If you follow the general advice presented on this forum, one of the biggest obstacles to your early retirement is going to be accumulating enough money in taxable accounts to live off for the first five years after you retire, while your Roth IRA conversion pipeline "seasons" until it can be withdrawn without taxes or penalties.
For most people, that five year span will be covered by some combination of Roth IRA principal contributions, which can be withdrawn without penalty at any time, and savings in a taxable investment account. But I've been thinking about alternative means of funding your expenses for those five years. Like taking out a home equity loan or line of credit.
Stay with me here, because I know it sounds crazy.
If you expect to need $40k/year and you have $1million saved up split between $900k in your 401k and $100k in your taxable account, then your taxable account will only cover 2.5 years of your first five years (because 100k/40k is 2.5). But if you also have 50% equity in a home worth $400k, you could potentially tap that home equity to help pay for the other 2.5 years.
In this example, you could borrow down to 80% combined LTV, or another $120k out of your $200k of equity, at rates comparable to a 30 year mortgage. When your first Roth pipeline payments comes in five years later, you could start paying off the loan, effectively using your 401k to also cover those first five years of expenses (plus the accumulated interest).
Whether or not this idea makes sense for you would depend on the interest rate you can get, how the HELOC is amortized, how much you would need to borrow, and what you think the stock market is going to do over the next five years. It really only makes sense if the market does better than your HELOC interest rate over a five year time period, which means you can potentially get royally hosed if the market tanks.
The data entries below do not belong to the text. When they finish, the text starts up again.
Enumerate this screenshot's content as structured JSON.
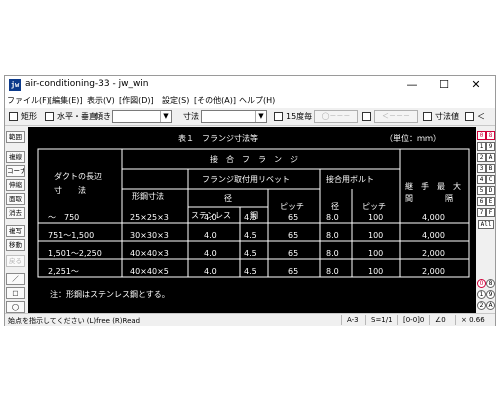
{
  "window": {
    "title": "air-conditioning-33 - jw_win",
    "icon_label": "jw",
    "controls": [
      "—",
      "☐",
      "✕"
    ]
  },
  "menu": [
    "ファイル(F)",
    "[編集(E)]",
    "表示(V)",
    "[作図(D)]",
    "設定(S)",
    "[その他(A)]",
    "ヘルプ(H)"
  ],
  "toolbar": {
    "rect_label": "矩形",
    "hv_label": "水平・垂直",
    "tilt_label": "傾き",
    "dim_label": "寸法",
    "fifteen_label": "15度毎",
    "disabled_a": "◯－－－",
    "disabled_b": "＜－－－",
    "dimval_label": "寸法値",
    "last_label": "＜"
  },
  "left_tools": [
    "範囲",
    "複線",
    "コーナー",
    "伸縮",
    "面取",
    "消去",
    "複写",
    "移動",
    "戻る",
    "／",
    "□",
    "◯"
  ],
  "right_tools": {
    "layers_a": [
      "0",
      "1",
      "2",
      "3",
      "4",
      "5",
      "6",
      "7"
    ],
    "layers_b": [
      "8",
      "9",
      "A",
      "B",
      "C",
      "D",
      "E",
      "F"
    ],
    "all_label": "All",
    "bottom_round_a": [
      "0",
      "1",
      "2"
    ],
    "bottom_round_b": [
      "8",
      "9",
      "A"
    ]
  },
  "drawing": {
    "caption": "表１　フランジ寸法等",
    "unit": "（単位：ｍｍ）",
    "header": {
      "duct_length": "ダクトの長辺",
      "duct_dim": "寸　　法",
      "joint_flange": "接　合　フ　ラ　ン　ジ",
      "flange_rivet": "フランジ取付用リベット",
      "shape_steel": "形鋼寸法",
      "diameter": "径",
      "stainless": "ステンレス",
      "steel": "鋼",
      "pitch": "ピッチ",
      "joint_bolt": "接合用ボルト",
      "bolt_dia": "径",
      "bolt_pitch": "ピッチ",
      "fitting_max": "継　手　最　大",
      "interval": "間　　　　隔"
    },
    "rows": [
      {
        "range": "～　750",
        "shape": "25×25×3",
        "d_sus": "4.0",
        "d_steel": "4.5",
        "pitch": "65",
        "bolt_d": "8.0",
        "bolt_p": "100",
        "max": "4,000"
      },
      {
        "range": "751～1,500",
        "shape": "30×30×3",
        "d_sus": "4.0",
        "d_steel": "4.5",
        "pitch": "65",
        "bolt_d": "8.0",
        "bolt_p": "100",
        "max": "4,000"
      },
      {
        "range": "1,501～2,250",
        "shape": "40×40×3",
        "d_sus": "4.0",
        "d_steel": "4.5",
        "pitch": "65",
        "bolt_d": "8.0",
        "bolt_p": "100",
        "max": "2,000"
      },
      {
        "range": "2,251～",
        "shape": "40×40×5",
        "d_sus": "4.0",
        "d_steel": "4.5",
        "pitch": "65",
        "bolt_d": "8.0",
        "bolt_p": "100",
        "max": "2,000"
      }
    ],
    "note": "注：形鋼はステンレス鋼とする。"
  },
  "status": {
    "hint": "始点を指示してください (L)free (R)Read",
    "paper": "A-3",
    "scale": "S=1/1",
    "layer": "[0-0]0",
    "angle": "∠0",
    "zoom": "× 0.66"
  },
  "colors": {
    "canvas_bg": "#000000",
    "drawing_line": "#ffffff",
    "active_accent": "#d0003a"
  }
}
I'd be interested to hear the opinions of some of our more math savvy members (looking at you, madfientist and friends) on this idea. For example, I don't know if a HELOC counts as income for ACA or EITC reasons, or if interest is also tax deductible, potentially lowering the tax rate on your Roth conversions now and thus letting you convert more in the lowest brackets to help cover the eventual loan repayment.
Generally speaking, the math usually favors investing over prepaying your mortgage and this just seems like a natural extension of that idea, that also happens to help out an early retiree with a five year gap problem.